Professor Steve Gunn, from the University of Southampton, designed this range of boards to support the teaching of digital electronics and programming on our undergraduate electrical and electronic engineering degree programmes. Students on these degrees are given some of these boards during their degree, along with the hardware and software tools needed to program them in our state-of-the-art teaching labs. These are also incorporated into an extensive range of laboratory experiments, design exercises, courseworks and projects.
The Micro Arcana series of boards are designed to enable our students to gain experience with common processing elements and enable them to quickly prototype ideas.
This board features an 8-bit AVR embedded microcontroller. It can be programmed via JTAG, ISP or USB, and contains circuitry to recharge an attached LiPo battery. Our Electronic and Electrical Engineering students start using this board in the first few weeks of their degree, where they have a number of practical lab exercises to construct and test the board, learn how to use it, and write a range of interactive embedded programs for it.
This board features a Complex Programmable Logic Device (CPLD), which allows students to use a Hardware Description Language (HDL) to configure it to implement different logic circuits.

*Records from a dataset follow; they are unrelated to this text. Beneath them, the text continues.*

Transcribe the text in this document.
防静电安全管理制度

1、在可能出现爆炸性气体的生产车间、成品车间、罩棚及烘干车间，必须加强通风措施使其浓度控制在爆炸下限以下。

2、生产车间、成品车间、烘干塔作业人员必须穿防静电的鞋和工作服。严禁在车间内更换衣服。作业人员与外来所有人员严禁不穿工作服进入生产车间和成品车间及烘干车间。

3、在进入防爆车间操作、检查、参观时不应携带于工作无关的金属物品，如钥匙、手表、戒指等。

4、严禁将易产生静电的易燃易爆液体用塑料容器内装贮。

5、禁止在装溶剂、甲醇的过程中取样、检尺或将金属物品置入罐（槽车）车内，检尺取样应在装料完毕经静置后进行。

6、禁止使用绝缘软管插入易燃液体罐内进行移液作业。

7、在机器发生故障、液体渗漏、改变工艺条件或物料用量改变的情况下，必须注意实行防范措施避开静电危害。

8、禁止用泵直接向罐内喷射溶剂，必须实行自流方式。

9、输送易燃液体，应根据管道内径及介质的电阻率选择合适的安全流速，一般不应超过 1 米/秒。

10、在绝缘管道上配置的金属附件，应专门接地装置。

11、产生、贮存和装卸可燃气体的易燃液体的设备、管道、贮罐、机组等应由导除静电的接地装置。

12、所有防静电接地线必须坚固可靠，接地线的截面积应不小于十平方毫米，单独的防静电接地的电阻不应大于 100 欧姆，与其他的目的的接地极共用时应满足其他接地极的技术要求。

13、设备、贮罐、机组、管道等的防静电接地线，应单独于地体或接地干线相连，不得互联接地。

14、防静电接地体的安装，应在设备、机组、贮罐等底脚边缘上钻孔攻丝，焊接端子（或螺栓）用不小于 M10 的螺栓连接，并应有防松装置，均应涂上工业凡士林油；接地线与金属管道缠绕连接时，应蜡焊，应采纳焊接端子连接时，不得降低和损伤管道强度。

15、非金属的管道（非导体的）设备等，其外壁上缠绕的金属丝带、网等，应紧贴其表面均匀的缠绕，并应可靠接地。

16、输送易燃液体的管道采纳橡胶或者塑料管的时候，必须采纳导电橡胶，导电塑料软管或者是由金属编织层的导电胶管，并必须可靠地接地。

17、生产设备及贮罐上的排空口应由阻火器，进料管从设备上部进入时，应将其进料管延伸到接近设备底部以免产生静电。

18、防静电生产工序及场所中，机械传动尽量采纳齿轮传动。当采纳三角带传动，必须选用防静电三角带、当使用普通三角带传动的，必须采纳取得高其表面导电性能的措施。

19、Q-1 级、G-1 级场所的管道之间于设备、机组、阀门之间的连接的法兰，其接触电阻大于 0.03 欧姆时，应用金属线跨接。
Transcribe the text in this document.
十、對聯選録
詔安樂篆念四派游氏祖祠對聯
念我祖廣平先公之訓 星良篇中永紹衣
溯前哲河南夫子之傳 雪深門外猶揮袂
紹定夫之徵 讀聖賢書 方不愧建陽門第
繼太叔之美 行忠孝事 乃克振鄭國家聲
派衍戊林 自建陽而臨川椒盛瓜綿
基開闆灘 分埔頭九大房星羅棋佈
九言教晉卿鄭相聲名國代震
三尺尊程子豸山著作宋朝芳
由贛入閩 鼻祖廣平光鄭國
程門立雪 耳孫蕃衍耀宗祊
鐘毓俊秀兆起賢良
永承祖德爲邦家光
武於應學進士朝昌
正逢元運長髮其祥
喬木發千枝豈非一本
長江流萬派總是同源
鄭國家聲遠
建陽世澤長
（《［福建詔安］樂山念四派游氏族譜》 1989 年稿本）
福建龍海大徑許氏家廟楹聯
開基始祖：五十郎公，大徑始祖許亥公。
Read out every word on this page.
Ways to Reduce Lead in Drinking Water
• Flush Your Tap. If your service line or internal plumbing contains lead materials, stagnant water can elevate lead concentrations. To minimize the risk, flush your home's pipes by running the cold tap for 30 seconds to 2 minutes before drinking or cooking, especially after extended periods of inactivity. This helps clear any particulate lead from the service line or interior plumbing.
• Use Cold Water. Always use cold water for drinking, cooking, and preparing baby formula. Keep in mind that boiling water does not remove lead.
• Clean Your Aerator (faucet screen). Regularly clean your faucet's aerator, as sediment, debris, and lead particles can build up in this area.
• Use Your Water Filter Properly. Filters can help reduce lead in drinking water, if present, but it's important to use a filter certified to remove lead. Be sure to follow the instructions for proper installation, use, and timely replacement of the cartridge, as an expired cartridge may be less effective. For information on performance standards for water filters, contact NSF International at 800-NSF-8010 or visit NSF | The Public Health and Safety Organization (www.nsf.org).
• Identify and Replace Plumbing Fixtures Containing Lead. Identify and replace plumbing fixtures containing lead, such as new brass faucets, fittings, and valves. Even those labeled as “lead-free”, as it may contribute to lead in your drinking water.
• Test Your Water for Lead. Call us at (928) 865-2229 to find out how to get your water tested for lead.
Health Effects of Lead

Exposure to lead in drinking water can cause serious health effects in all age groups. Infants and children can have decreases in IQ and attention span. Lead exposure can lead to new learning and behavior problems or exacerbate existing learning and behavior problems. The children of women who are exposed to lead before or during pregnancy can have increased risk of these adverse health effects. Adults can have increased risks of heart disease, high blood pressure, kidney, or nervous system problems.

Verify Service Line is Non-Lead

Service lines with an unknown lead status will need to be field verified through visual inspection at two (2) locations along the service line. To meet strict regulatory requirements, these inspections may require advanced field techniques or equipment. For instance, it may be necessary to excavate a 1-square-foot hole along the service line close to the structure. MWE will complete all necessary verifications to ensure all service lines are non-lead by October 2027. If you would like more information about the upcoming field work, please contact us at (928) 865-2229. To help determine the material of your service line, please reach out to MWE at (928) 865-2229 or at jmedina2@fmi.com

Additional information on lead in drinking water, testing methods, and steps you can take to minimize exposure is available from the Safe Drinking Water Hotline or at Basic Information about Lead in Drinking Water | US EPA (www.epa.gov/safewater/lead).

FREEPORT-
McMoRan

This board features a Field Programmable Gate Array (FPGA), a form of programmable logic that allows more complex designs than possible with a CPLD.
This board features a 450 MHz ARM9 applications processor and 64 MB of RAM, and is capable of connecting to a mouse, keyboard, and display, and running the Linux operating system.
This 240 x 320 pixel 18-bit RGB display board is designed to connect directly to any of the four Micro Arcana boards presented above.